Our lab focuses on virus-host interactions of positive-sense RNA viruses, including coronaviruses (CoVs), dengue virus and hepatitis C virus (HCV). We have projects focused on viral entry, replication and pathogenesis with a view to developing host-targeting antiviral strategies. Some of our research questions are as follows:

Antiviral mechanisms of cyclophilin inhibitors

Cyclophilin inhibitors such as cyclosporine A (CsA) have broad-spectrum activity against a diverse array of viruses. We are characterizing the antiviral mechanism(s) of CsA against positive-sense RNA virus infections (HCV, dengue virus, and common cold coronaviruses). We have shown that CsA inhibits human CoV-229E infection in part by activating the transcription factor IRF1, thereby upregulating expression of antiviral genes that inhibit viral replication (Mamatis et al. (2023) Antiviral Res.). We are currently investigating how CsA activates IRF1. We are also evaluating the roles of cyclophilin A (CypA) – a cellular protein that is a main target of CsA – in HCV infection. We recently showed that HCV requires CypA to evade cellular innate immune responses (Colpitts et al. (2020) eLife). We are now studying the mechanisms to understand how CypA contributes to HCV immune evasion. Overall, these studies may inform the repurposing of cyclophilin inhibitors as broadly-acting antivirals.

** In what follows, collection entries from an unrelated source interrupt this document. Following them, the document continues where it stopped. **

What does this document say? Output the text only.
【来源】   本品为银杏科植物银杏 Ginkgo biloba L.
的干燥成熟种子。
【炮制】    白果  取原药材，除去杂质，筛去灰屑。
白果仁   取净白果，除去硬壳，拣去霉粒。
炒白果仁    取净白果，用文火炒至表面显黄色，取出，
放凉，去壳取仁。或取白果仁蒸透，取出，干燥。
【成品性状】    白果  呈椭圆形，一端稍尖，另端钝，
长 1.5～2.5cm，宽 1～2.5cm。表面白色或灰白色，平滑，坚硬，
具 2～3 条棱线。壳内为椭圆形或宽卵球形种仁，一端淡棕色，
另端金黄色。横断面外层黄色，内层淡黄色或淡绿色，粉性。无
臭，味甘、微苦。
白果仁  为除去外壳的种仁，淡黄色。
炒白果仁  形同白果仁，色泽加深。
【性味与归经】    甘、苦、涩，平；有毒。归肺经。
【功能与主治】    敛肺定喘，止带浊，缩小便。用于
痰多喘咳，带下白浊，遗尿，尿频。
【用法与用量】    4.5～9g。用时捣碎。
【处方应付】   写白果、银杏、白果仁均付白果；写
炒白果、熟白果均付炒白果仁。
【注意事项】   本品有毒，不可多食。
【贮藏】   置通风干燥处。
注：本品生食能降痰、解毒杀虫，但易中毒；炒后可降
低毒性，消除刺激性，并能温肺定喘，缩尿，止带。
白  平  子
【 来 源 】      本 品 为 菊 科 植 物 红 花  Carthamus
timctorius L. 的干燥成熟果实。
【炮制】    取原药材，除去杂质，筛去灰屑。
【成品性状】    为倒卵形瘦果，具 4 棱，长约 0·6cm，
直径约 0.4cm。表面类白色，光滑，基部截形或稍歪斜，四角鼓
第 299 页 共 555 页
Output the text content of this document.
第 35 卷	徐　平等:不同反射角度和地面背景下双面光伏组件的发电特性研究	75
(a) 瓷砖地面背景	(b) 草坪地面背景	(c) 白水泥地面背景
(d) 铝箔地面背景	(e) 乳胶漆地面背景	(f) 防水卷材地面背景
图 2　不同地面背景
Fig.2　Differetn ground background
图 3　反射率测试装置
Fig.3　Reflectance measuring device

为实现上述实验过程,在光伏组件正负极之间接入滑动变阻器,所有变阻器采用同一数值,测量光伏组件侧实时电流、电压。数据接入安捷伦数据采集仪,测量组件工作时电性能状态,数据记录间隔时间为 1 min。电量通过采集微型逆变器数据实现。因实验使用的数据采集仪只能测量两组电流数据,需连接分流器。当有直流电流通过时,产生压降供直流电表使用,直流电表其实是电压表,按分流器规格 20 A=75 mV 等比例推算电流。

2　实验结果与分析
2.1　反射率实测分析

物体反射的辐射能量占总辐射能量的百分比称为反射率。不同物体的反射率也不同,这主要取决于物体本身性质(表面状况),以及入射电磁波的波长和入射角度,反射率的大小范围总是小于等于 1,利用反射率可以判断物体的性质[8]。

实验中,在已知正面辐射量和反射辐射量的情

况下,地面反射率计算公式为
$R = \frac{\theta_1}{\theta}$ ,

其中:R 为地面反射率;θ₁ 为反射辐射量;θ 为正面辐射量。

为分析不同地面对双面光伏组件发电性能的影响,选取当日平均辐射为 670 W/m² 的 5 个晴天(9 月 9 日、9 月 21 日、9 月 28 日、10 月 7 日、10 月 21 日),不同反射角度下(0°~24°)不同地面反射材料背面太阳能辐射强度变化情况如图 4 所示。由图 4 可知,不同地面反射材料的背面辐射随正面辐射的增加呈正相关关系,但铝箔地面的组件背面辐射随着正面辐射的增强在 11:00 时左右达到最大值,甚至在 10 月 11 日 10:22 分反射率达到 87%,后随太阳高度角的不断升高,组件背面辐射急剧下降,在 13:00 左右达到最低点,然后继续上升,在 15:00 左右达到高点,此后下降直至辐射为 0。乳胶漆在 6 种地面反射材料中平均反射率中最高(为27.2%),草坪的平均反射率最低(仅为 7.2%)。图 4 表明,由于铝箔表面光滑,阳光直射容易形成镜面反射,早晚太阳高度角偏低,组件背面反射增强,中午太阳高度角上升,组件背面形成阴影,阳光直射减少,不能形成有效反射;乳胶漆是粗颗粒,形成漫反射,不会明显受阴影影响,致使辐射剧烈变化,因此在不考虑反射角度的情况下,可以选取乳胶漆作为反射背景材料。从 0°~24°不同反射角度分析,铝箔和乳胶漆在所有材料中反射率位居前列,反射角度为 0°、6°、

ER stress and positive-sense RNA virus infection

We also study endoplasmic reticulum stress and how this is induced or regulated by HCV and human common cold CoV (HCoV-229E and -OC43) infection. Viral infection places a burden on the ER, through excessive protein synthesis at the ER and remodelling of ER membranes by HCV and CoV non-structural proteins to form viral replication organelles, which are the site of viral RNA replication. ER stress leads to activation of the unfolded protein response (UPR), comprised of three pathways (ATF6, IRE1 and PERK) that function to restore ER homeostasis through diverse mechanisms. We are studying how these UPR pathways affect HCV and HCoV-229E replication, and how viral proteins modulate the UPR. In addition, chemical inducers of ER stress, such as thapsigargin, have potent, long-lasting, and broad-spectrum antiviral activity. We are currently characterizing the antiviral mechanisms to understand how induction of ER stress confers antiviral activity.

Roles of viral glycoproteins in pathogenesis

Viral glycoproteins, such as coronavirus spike and dengue virus NS1, have been shown to activate the pattern recognition receptor TLR4, triggering induction of pro-inflammatory cytokines and contributing to the ‘cytokine storm’ that is associated with severe viral disease (Halajian & LeBlanc et al. (2022) Front. Microbiol.). Since the classic ligand of TLR4 is bacterial lipopolysaccharide, it is unclear how these viral glycoproteins activate TLR4. We are characterizing the viral and cellular determinants that are required for TLR4 activation by viral glycoproteins, which could inform new therapeutic strategies to counteract viral cytokine storm.

We are grateful to NSERC, CIHR, CFI, ORF, the J.P. Bickell Foundation, the Banting Research Foundation, and Queen’s University for grants supporting our research.